Saving money and innovating faster
In its first month of operation, the new Student Dashboard supported more than 50,000 students—serving 4.5 million AWS Lambda requests and 8.3 million Amazon API Gateway requests. The total bill? Just $375.
“Static content is served extremely fast, and the serverless backend scales to meet request volume seamlessly,” notes Klc. The solution enables single sign-on convenience for students thanks to a successful integration with Georgia State’s on-premises OpenID service. It’s also highly available by default because of the geo-redundant nature of the AWS Cloud, so the dashboard is always there when students need it.
This project paves the way for future innovations and cost savings. Georgia State now has production, quality assurance, and development environments in a logical Amazon Virtual Private Cloud (VPC) framework. Klc’s team looks forward to moving more legacy applications to the cloud with a serverless approach, minimizing the number of virtual machines, databases, licenses, and support resources they need to manage and provision.
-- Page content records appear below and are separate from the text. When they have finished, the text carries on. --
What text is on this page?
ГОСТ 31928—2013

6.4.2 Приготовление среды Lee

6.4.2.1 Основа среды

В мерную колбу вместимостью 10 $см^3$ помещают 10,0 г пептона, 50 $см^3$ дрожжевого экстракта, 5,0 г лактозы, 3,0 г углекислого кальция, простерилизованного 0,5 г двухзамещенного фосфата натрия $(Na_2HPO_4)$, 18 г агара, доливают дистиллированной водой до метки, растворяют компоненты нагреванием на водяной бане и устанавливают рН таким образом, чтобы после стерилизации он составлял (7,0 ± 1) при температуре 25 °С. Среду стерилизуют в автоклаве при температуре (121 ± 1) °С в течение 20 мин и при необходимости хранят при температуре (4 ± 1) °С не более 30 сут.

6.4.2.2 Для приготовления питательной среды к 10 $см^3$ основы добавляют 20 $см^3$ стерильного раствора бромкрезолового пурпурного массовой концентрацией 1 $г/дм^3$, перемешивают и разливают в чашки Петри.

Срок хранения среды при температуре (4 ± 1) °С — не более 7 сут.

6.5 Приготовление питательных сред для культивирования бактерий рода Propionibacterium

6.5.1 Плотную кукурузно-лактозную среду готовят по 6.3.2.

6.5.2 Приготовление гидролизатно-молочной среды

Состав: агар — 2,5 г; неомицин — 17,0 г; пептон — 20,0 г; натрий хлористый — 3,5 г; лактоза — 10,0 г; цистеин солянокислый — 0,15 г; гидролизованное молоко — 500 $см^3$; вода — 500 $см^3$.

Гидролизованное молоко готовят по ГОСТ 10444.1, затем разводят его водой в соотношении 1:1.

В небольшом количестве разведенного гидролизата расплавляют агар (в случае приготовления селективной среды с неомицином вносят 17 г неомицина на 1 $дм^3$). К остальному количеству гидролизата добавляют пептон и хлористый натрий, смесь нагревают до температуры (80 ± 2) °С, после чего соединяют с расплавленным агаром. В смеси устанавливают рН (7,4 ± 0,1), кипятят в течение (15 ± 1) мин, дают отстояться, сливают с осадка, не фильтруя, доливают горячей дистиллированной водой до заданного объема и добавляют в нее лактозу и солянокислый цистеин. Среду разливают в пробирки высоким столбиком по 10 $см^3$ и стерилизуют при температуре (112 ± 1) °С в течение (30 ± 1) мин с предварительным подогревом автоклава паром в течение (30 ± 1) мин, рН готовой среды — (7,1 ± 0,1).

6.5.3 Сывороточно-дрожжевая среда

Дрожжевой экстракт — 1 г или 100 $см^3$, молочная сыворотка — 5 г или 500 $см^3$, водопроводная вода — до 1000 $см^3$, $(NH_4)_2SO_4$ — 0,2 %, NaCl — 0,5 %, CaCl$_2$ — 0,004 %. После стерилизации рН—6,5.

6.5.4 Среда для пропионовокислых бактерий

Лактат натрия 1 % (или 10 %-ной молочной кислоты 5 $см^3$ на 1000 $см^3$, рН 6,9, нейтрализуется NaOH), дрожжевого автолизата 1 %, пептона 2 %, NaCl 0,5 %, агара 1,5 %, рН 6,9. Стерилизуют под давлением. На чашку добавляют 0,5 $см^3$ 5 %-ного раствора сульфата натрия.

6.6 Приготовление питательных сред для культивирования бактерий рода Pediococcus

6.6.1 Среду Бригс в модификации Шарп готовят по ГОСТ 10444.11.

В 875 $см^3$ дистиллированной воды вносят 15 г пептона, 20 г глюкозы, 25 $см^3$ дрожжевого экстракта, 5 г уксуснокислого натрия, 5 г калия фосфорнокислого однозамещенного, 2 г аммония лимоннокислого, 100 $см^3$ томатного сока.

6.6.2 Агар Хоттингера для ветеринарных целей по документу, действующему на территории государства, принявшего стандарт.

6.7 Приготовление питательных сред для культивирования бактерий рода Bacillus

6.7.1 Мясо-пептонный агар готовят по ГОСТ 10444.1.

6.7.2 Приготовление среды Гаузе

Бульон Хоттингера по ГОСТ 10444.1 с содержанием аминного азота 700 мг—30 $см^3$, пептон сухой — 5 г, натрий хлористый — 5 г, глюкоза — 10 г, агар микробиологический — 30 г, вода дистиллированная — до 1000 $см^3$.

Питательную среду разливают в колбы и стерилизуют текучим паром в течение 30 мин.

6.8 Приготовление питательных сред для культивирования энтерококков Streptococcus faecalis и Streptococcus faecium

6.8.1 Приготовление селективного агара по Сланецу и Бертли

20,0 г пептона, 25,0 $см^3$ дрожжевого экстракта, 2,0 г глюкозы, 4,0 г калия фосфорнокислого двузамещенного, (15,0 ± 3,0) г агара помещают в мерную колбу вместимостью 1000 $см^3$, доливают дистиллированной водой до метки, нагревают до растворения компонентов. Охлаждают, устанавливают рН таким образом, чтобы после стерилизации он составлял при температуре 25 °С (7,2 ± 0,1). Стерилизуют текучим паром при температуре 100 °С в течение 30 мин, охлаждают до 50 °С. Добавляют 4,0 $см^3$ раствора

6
Most importantly, the team now has more time for innovation. They can reallocate time they used to spend on repetitive tasks like patching, upgrades, and troubleshooting to more impactful projects. For example, they’ve been looking at ways to integrate artificial intelligence and exploring a solution for real-time data collection at facilities and student events.
“We’re able to shift our resources to high-value projects, such as next-generation analytics and rapid, responsive solution development,” says Klc. “These are the innovations that truly help Georgia State students, faculty, and researchers to excel.”